Non-Invasive Biomarkers: Circulating Tumor DNA

Circulating tumor DNA (ctDNA) are DNA fragments of the tumor that are found in the bloodstream. These DNA fragments may end up in the bloodstream through various active or passive means. These include apoptosis, necrosis, and active secretion from the tumor cells.

As these tumor DNA fragments have the genetic changes that led to tumor development, ctDNA do not match the individual’s normal DNA and can therefore be differentiated and identified as the tumor DNA. Getting information from ctDNA can help diagnose the type of tumor present in the body. This approach is especially beneficial when dealing with inaccessible tumors.

A blood sample is taken from the patient through a minimally invasive blood test. CtDNA is quantified and analyzed through genomic technologies, including enzyme-polymerase chain reaction (PCR) assays, exome sequencing, and whole genome sequencing.

ctDNA has been investigated for several clinical purposes.
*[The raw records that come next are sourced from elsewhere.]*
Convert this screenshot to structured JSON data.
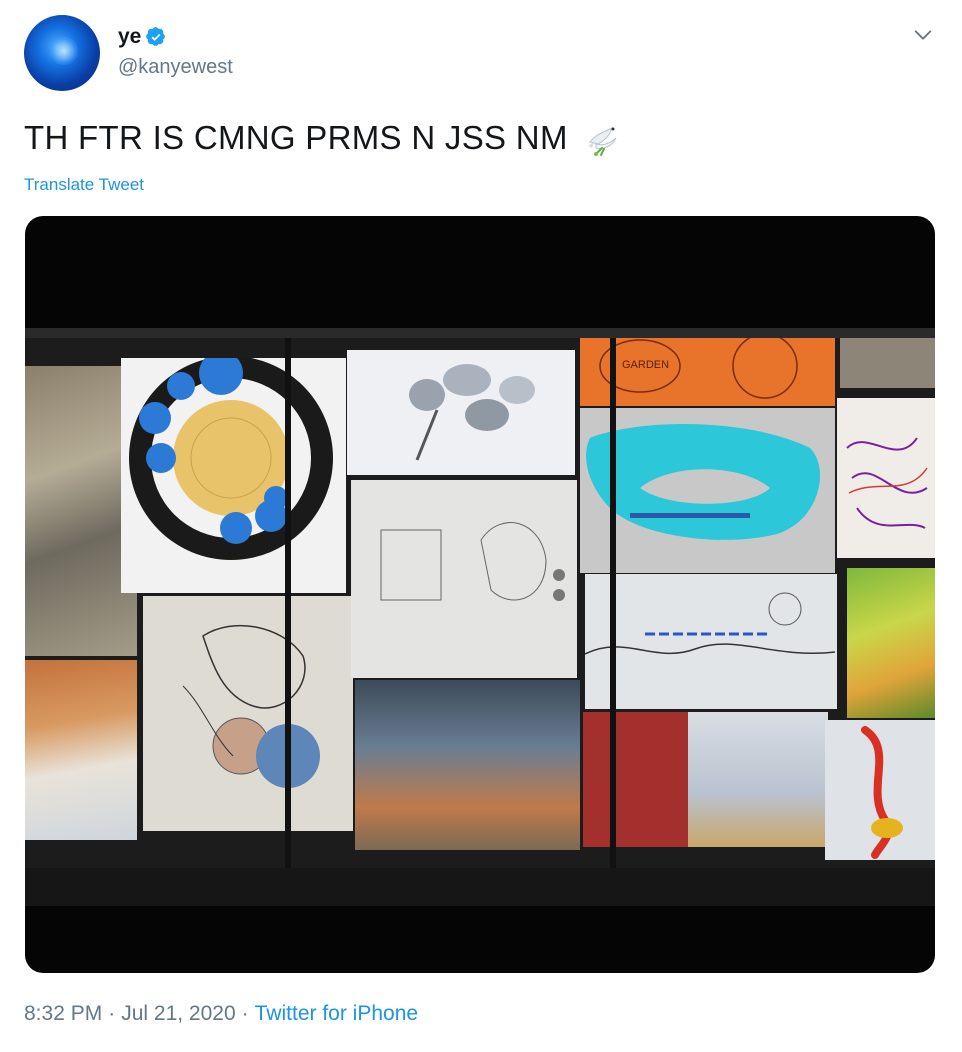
{
  "tweet": {
    "display_name": "ye",
    "handle": "@kanyewest",
    "text": "TH FTR IS CMNG PRMS N JSS NM",
    "emoji_icon": "dove-icon",
    "translate_label": "Translate Tweet",
    "time": "8:32 PM",
    "separator_1": "·",
    "date": "Jul 21, 2020",
    "separator_2": "·",
    "source": "Twitter for iPhone",
    "verified_icon": "verified-badge-icon",
    "menu_icon": "chevron-down-icon"
  },
  "photo": {
    "written_notes": [
      "GARDEN"
    ]
  },
  "colors": {
    "link": "#1b95e0",
    "secondary_text": "#657786",
    "primary_text": "#14171a",
    "verified": "#1da1f2"
  }
}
Diagnostic value for early-stage breast cancer

While ctDNA currently has limited diagnostic value for early-stage breast cancer due to the low levels of ctDNA in blood samples, there have been promising results in several studies regarding the use of ctDNA in detecting early-stage breast cancer. For example, a prospective study showed the ability to detect mutated gene molecules in ctDNA in pre-surgery blood samples of early-stage breast cancer patients with 93.3% sensitivity and 100% specificity.
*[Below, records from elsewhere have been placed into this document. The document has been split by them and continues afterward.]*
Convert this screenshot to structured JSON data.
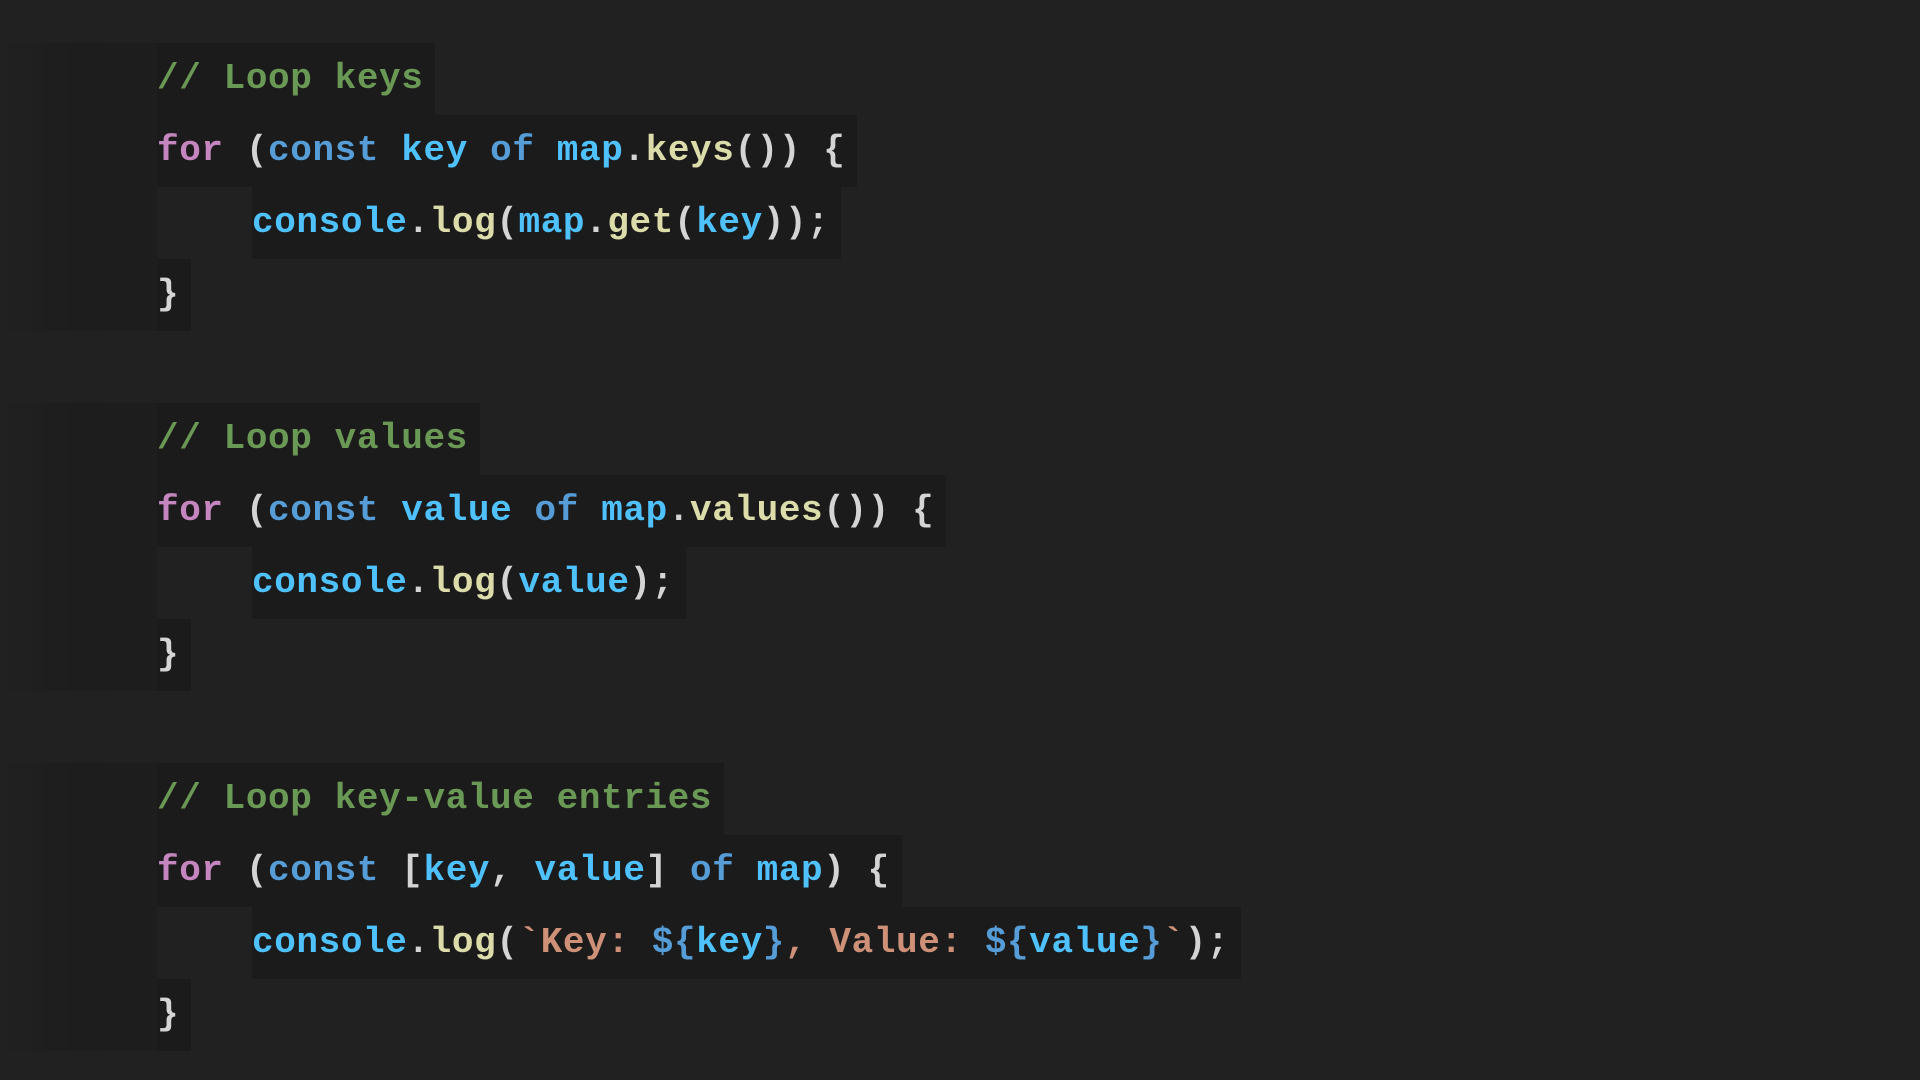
{
  "theme": {
    "background": "#212121",
    "line_highlight": "#1b1b1b",
    "colors": {
      "comment": "#6a9955",
      "keyword": "#c586c0",
      "storage": "#569cd6",
      "variable": "#4fc1ff",
      "function": "#dcdcaa",
      "punctuation": "#d4d4d4",
      "string": "#ce9178"
    }
  },
  "code": {
    "lines": [
      {
        "indent": 0,
        "tokens": [
          {
            "t": "// Loop keys",
            "c": "comment"
          }
        ]
      },
      {
        "indent": 0,
        "tokens": [
          {
            "t": "for",
            "c": "keyword"
          },
          {
            "t": " (",
            "c": "punctuation"
          },
          {
            "t": "const",
            "c": "storage"
          },
          {
            "t": " ",
            "c": "punctuation"
          },
          {
            "t": "key",
            "c": "variable"
          },
          {
            "t": " ",
            "c": "punctuation"
          },
          {
            "t": "of",
            "c": "storage"
          },
          {
            "t": " ",
            "c": "punctuation"
          },
          {
            "t": "map",
            "c": "variable"
          },
          {
            "t": ".",
            "c": "punctuation"
          },
          {
            "t": "keys",
            "c": "function"
          },
          {
            "t": "()) {",
            "c": "punctuation"
          }
        ]
      },
      {
        "indent": 1,
        "tokens": [
          {
            "t": "console",
            "c": "variable"
          },
          {
            "t": ".",
            "c": "punctuation"
          },
          {
            "t": "log",
            "c": "function"
          },
          {
            "t": "(",
            "c": "punctuation"
          },
          {
            "t": "map",
            "c": "variable"
          },
          {
            "t": ".",
            "c": "punctuation"
          },
          {
            "t": "get",
            "c": "function"
          },
          {
            "t": "(",
            "c": "punctuation"
          },
          {
            "t": "key",
            "c": "variable"
          },
          {
            "t": "));",
            "c": "punctuation"
          }
        ]
      },
      {
        "indent": 0,
        "tokens": [
          {
            "t": "}",
            "c": "punctuation"
          }
        ]
      },
      {
        "indent": 0,
        "tokens": []
      },
      {
        "indent": 0,
        "tokens": [
          {
            "t": "// Loop values",
            "c": "comment"
          }
        ]
      },
      {
        "indent": 0,
        "tokens": [
          {
            "t": "for",
            "c": "keyword"
          },
          {
            "t": " (",
            "c": "punctuation"
          },
          {
            "t": "const",
            "c": "storage"
          },
          {
            "t": " ",
            "c": "punctuation"
          },
          {
            "t": "value",
            "c": "variable"
          },
          {
            "t": " ",
            "c": "punctuation"
          },
          {
            "t": "of",
            "c": "storage"
          },
          {
            "t": " ",
            "c": "punctuation"
          },
          {
            "t": "map",
            "c": "variable"
          },
          {
            "t": ".",
            "c": "punctuation"
          },
          {
            "t": "values",
            "c": "function"
          },
          {
            "t": "()) {",
            "c": "punctuation"
          }
        ]
      },
      {
        "indent": 1,
        "tokens": [
          {
            "t": "console",
            "c": "variable"
          },
          {
            "t": ".",
            "c": "punctuation"
          },
          {
            "t": "log",
            "c": "function"
          },
          {
            "t": "(",
            "c": "punctuation"
          },
          {
            "t": "value",
            "c": "variable"
          },
          {
            "t": ");",
            "c": "punctuation"
          }
        ]
      },
      {
        "indent": 0,
        "tokens": [
          {
            "t": "}",
            "c": "punctuation"
          }
        ]
      },
      {
        "indent": 0,
        "tokens": []
      },
      {
        "indent": 0,
        "tokens": [
          {
            "t": "// Loop key-value entries",
            "c": "comment"
          }
        ]
      },
      {
        "indent": 0,
        "tokens": [
          {
            "t": "for",
            "c": "keyword"
          },
          {
            "t": " (",
            "c": "punctuation"
          },
          {
            "t": "const",
            "c": "storage"
          },
          {
            "t": " [",
            "c": "punctuation"
          },
          {
            "t": "key",
            "c": "variable"
          },
          {
            "t": ", ",
            "c": "punctuation"
          },
          {
            "t": "value",
            "c": "variable"
          },
          {
            "t": "] ",
            "c": "punctuation"
          },
          {
            "t": "of",
            "c": "storage"
          },
          {
            "t": " ",
            "c": "punctuation"
          },
          {
            "t": "map",
            "c": "variable"
          },
          {
            "t": ") {",
            "c": "punctuation"
          }
        ]
      },
      {
        "indent": 1,
        "tokens": [
          {
            "t": "console",
            "c": "variable"
          },
          {
            "t": ".",
            "c": "punctuation"
          },
          {
            "t": "log",
            "c": "function"
          },
          {
            "t": "(",
            "c": "punctuation"
          },
          {
            "t": "`Key: ",
            "c": "string"
          },
          {
            "t": "${",
            "c": "storage"
          },
          {
            "t": "key",
            "c": "variable"
          },
          {
            "t": "}",
            "c": "storage"
          },
          {
            "t": ", Value: ",
            "c": "string"
          },
          {
            "t": "${",
            "c": "storage"
          },
          {
            "t": "value",
            "c": "variable"
          },
          {
            "t": "}",
            "c": "storage"
          },
          {
            "t": "`",
            "c": "string"
          },
          {
            "t": ");",
            "c": "punctuation"
          }
        ]
      },
      {
        "indent": 0,
        "tokens": [
          {
            "t": "}",
            "c": "punctuation"
          }
        ]
      }
    ]
  }
}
Prognostic value for breast cancer

Elevated concentrations of ctDNA are linked to a more aggressive and possibly treatment-resistant form of the disease, and they have been identified in both early and advanced stages of breast cancer. While not currently used as a prognostic tool, ctDNA has a great potential in making a significant impact on determining prognosis in breast cancer. This is mainly due to its higher sensitivity than other tumor markers, such as circulating tumor cells (CTCs).
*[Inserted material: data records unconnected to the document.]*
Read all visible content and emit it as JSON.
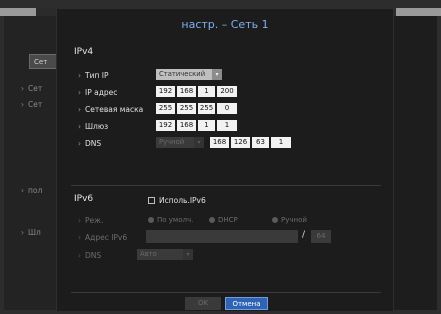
{
  "background": {
    "tab_label": "Сет",
    "items": [
      "Сет",
      "Сет",
      "пол",
      "Шл"
    ]
  },
  "dialog": {
    "title": "настр.  – Сеть 1",
    "ipv4": {
      "heading": "IPv4",
      "ip_type_label": "Тип IP",
      "ip_type_value": "Статический",
      "ip_label": "IP адрес",
      "ip_value": [
        "192",
        "168",
        "1",
        "200"
      ],
      "mask_label": "Сетевая маска",
      "mask_value": [
        "255",
        "255",
        "255",
        "0"
      ],
      "gateway_label": "Шлюз",
      "gateway_value": [
        "192",
        "168",
        "1",
        "1"
      ],
      "dns_label": "DNS",
      "dns_mode": "Ручной",
      "dns_value": [
        "168",
        "126",
        "63",
        "1"
      ]
    },
    "ipv6": {
      "heading": "IPv6",
      "use_label": "Исполь.IPv6",
      "use_checked": false,
      "mode_label": "Реж.",
      "mode_options": [
        "По умолч.",
        "DHCP",
        "Ручной"
      ],
      "address_label": "Адрес IPv6",
      "address_value": "",
      "prefix_value": "64",
      "dns_label": "DNS",
      "dns_value": "Авто"
    },
    "buttons": {
      "ok": "OK",
      "cancel": "Отмена"
    }
  },
  "colors": {
    "title": "#7fb0f0",
    "cancel_button": "#2f63b6",
    "dialog_bg": "#1c1c1c"
  }
}
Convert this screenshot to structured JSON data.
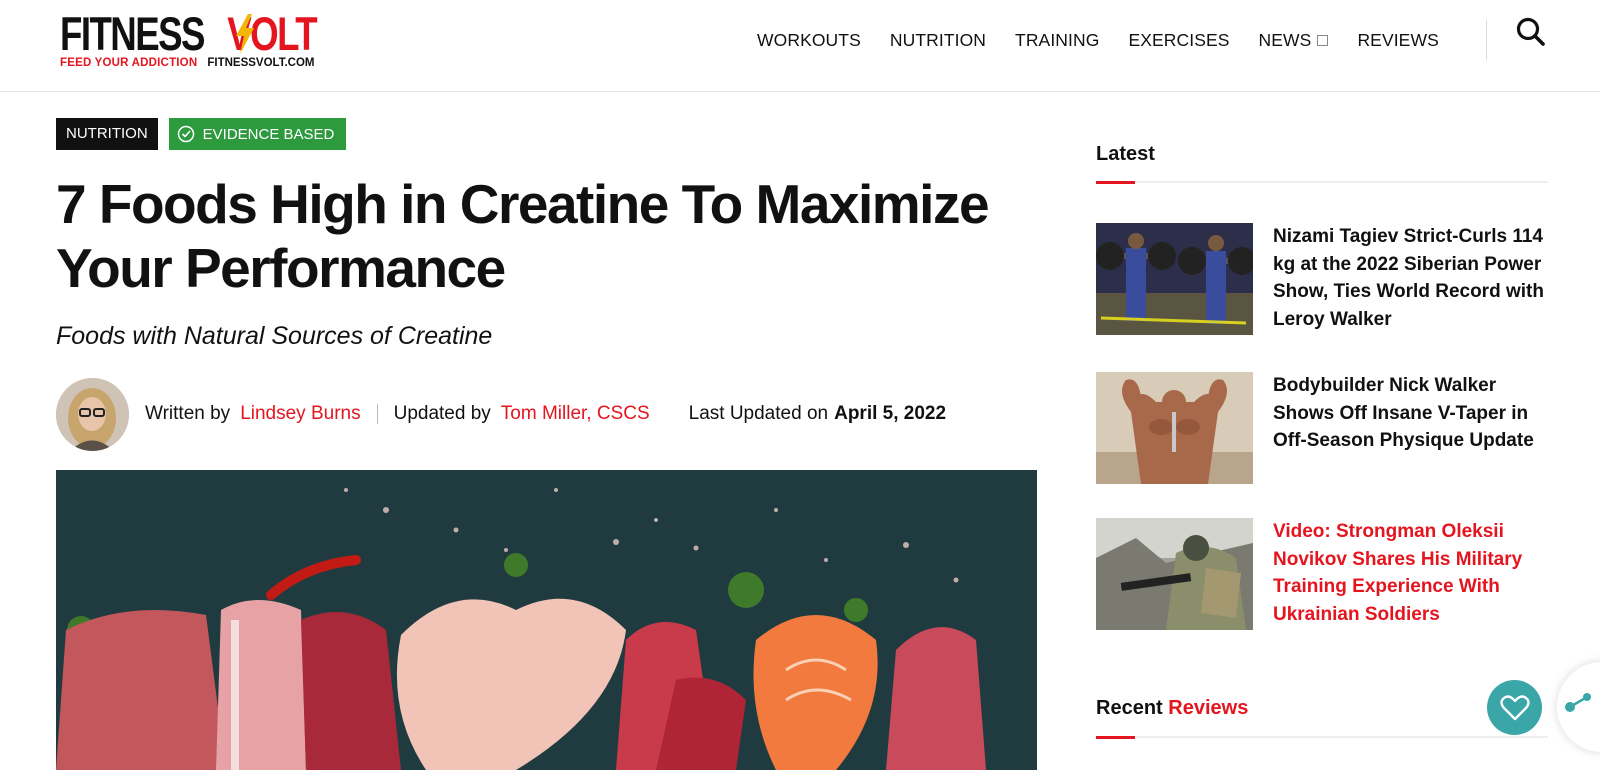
{
  "brand": {
    "name_part1": "FITNESS",
    "name_part2": "VOLT",
    "tagline": "FEED YOUR ADDICTION",
    "domain": "FITNESSVOLT.COM",
    "colors": {
      "accent": "#e4151f",
      "evidence": "#2d9a3e",
      "fab": "#3aa6a8"
    }
  },
  "nav": {
    "items": [
      "WORKOUTS",
      "NUTRITION",
      "TRAINING",
      "EXERCISES",
      "NEWS",
      "REVIEWS"
    ],
    "search_icon": "search-icon"
  },
  "article": {
    "category": "NUTRITION",
    "evidence_badge": "EVIDENCE BASED",
    "title": "7 Foods High in Creatine To Maximize Your Performance",
    "subtitle": "Foods with Natural Sources of Creatine",
    "byline": {
      "written_label": "Written by",
      "author": "Lindsey Burns",
      "updated_label": "Updated by",
      "updater": "Tom Miller, CSCS",
      "last_updated_label": "Last Updated on",
      "date": "April 5, 2022"
    }
  },
  "sidebar": {
    "latest_heading": "Latest",
    "latest": [
      {
        "title": "Nizami Tagiev Strict-Curls 114 kg at the 2022 Siberian Power Show, Ties World Record with Leroy Walker"
      },
      {
        "title": "Bodybuilder Nick Walker Shows Off Insane V-Taper in Off-Season Physique Update"
      },
      {
        "title": "Video: Strongman Oleksii Novikov Shares His Military Training Experience With Ukrainian Soldiers"
      }
    ],
    "recent_heading_part1": "Recent",
    "recent_heading_part2": "Reviews"
  }
}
Tool to monitor and guide treatment in breast cancer patients

Studies have indicated a strong correlation between ctDNA levels and tumor burden, establishing ctDNA as a valuable tool for monitoring tumor burden dynamics in patients undergoing systemic therapy. This has significant potential implications for the management and guidance of breast cancer treatment.

Among breast cancer patients, over two-thirds of all cases are estrogen receptor-positive (ER-positive), meaning that the cancer cells grow in response to estrogen. Treatments for such cases often involve estrogen inhibition. Unfortunately, some patients with ER-positive breast cancer become resistant to estrogen receptor (ER) inhibition. One of the key challenges in treating ER-positive breast cancer is the development of ESR1 mutations. These mutations occur in the tumours of more than 20% of patients with ER-positive breast cancer who have become resistant to the ER inhibition. As such, early detection of ESR1 mutations is crucial for effective management of the disease.

Fortunately, recent advances have made it possible to detect ESR1 mutations through ctDNA application. This early detection before the disease’s progression can allow for an early change in therapeutic strategies. Moreover, ctDNA analysis can also be used to identify mutations linked to acquired drug resistance in advanced breast cancers. By analyzing ctDNA at various treatment stages, healthcare providers can gain insights into how the cancer is evolving and adjust their treatment strategy accordingly. Overall, ctDNA is a hopeful and powerful tool for managing ER-positive breast cancer.